Endlich auf dem großem TV: Pokémon Let’s Go im Test

Endlich ein „echtes“ Pokémon-Spiel für die Heimkonsole, diesen Wunsch hegen die Fans der Taschenmonster schon seit den N64-Zeiten. Nintendo hatte dazu in der Vergangenheit auch schon einige Andeutungen gemacht. Mit Pokémon: Let’s Go Pikachu und Evoli ist es nun endlich soweit, oder? Naja, nicht wirklich. Schon kurz nach Enthüllung war klar, dass uns mit dem Switch-Release nicht die ersehnte 8. Generation erreicht, sondern eher eine Zeitreise in die ersten Tage des Franchise. Damals, als sich Pokémon gerade zum weltweiten Phänomen entwickelte und auch im deutschen TV ankam, da erschien mit der „Gelben Edition“ ein Ableger, der besonders für die Fans des Animes interessant war – konnte man doch hier endlich zusammen mit seinem Kumpel Pikachu die Welt bereisen, und der allerbeste Pokémon-Trainer werden. Der Clou: Genau wie in der beliebten TV-Serie war Pikachu viel mehr als nur ein Pokémon, es war von Anfang an unser Freund und Begleiter.

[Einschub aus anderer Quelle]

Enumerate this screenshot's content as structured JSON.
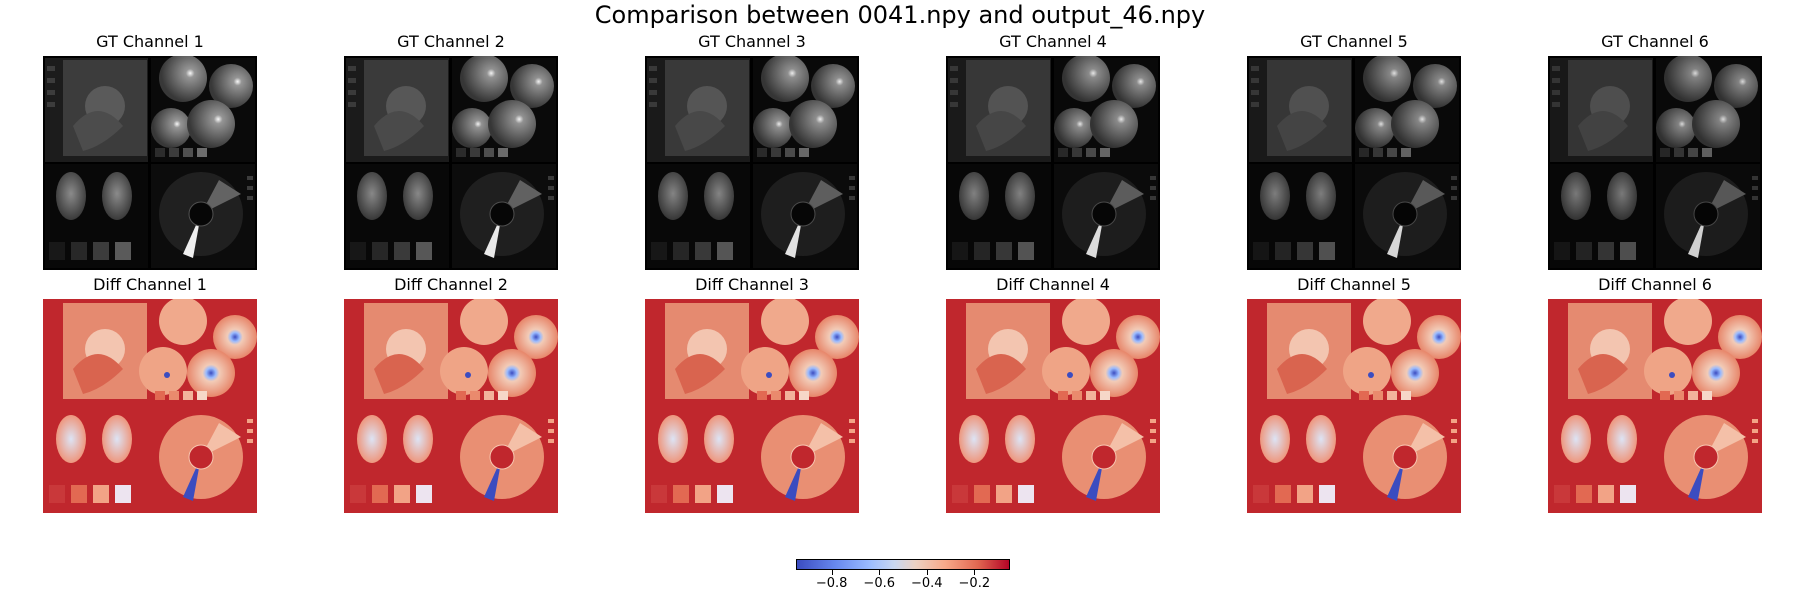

Pokémon: Let’s Go Pikachu und Evoli greifen das sehr gut auf und drehen die Uhr einige Jahre zurück: Ich bereise die Kanto-Region, bezwinge die acht Arena-Leiter, sammle alle 151 Pokémon und nehme es daneben noch mit dem gefährlichen Team Rocket – stilecht mitsamt Jessy, James, Mauzi und Giovanni – auf. Pokémon: Let’s Go orientiert sich dabei fast komplett an der Story von Pokémon Gelb und lässt mich zu Beginn gerade mal entscheiden, ob ich ein Mädchen oder einen Jungen spielen will. Mein Rivale, natürlich der Enkel von Professor Eich, ist diesmal allerdings kein fieser Rüpel, sondern unverschämt nett und zudem hier und da ein ziemlicher Döskopp.

Die wohl stärkste Neuerung im Spiel ist das auf Pokémon Go beruhende Fang-Prinzip: Anstatt ein Pokémon im Kampf zu schwächen und zum Schluss mein Glück mit dem Pokéball zu probieren, benutze ich diesmal meinen Joycon, um den Wurf quasi aus dem Handgelenk zu schütteln. Ein vorheriger Kampf ist nicht mehr nötig, dafür muss ich das gewünschte Pokémon in vielen Fällen zunächst mit etwas Obst milde stimmen und darauf achten, dass der Wurf besonders präzise ist. Wenn selbst das nicht mehr hilft, muss ein stärkerer Pokéball her. Bälle-Nachschub besorge ich mir bei Händlern in den größeren Städten, oder finde sie als Beute in der Spielwelt. Besiegte Trainer übergeben mir neben einer Hand voll Pokédollar ebenfalls oft auch ein paar Bälle. Richtig gehört: Unsere Pokémon sind natürlich nicht nur zum Bestaunen da, sondern müssen auch in Duellen antreten. Ob gegen andere Trainer, die mächtigen Arena-Leiter oder das gemeine Team Rocket. An jeder Ecke warten Kämpfe auf mich. Ganz klassisch im Stil eines J-RPGs – also rundenbasiert.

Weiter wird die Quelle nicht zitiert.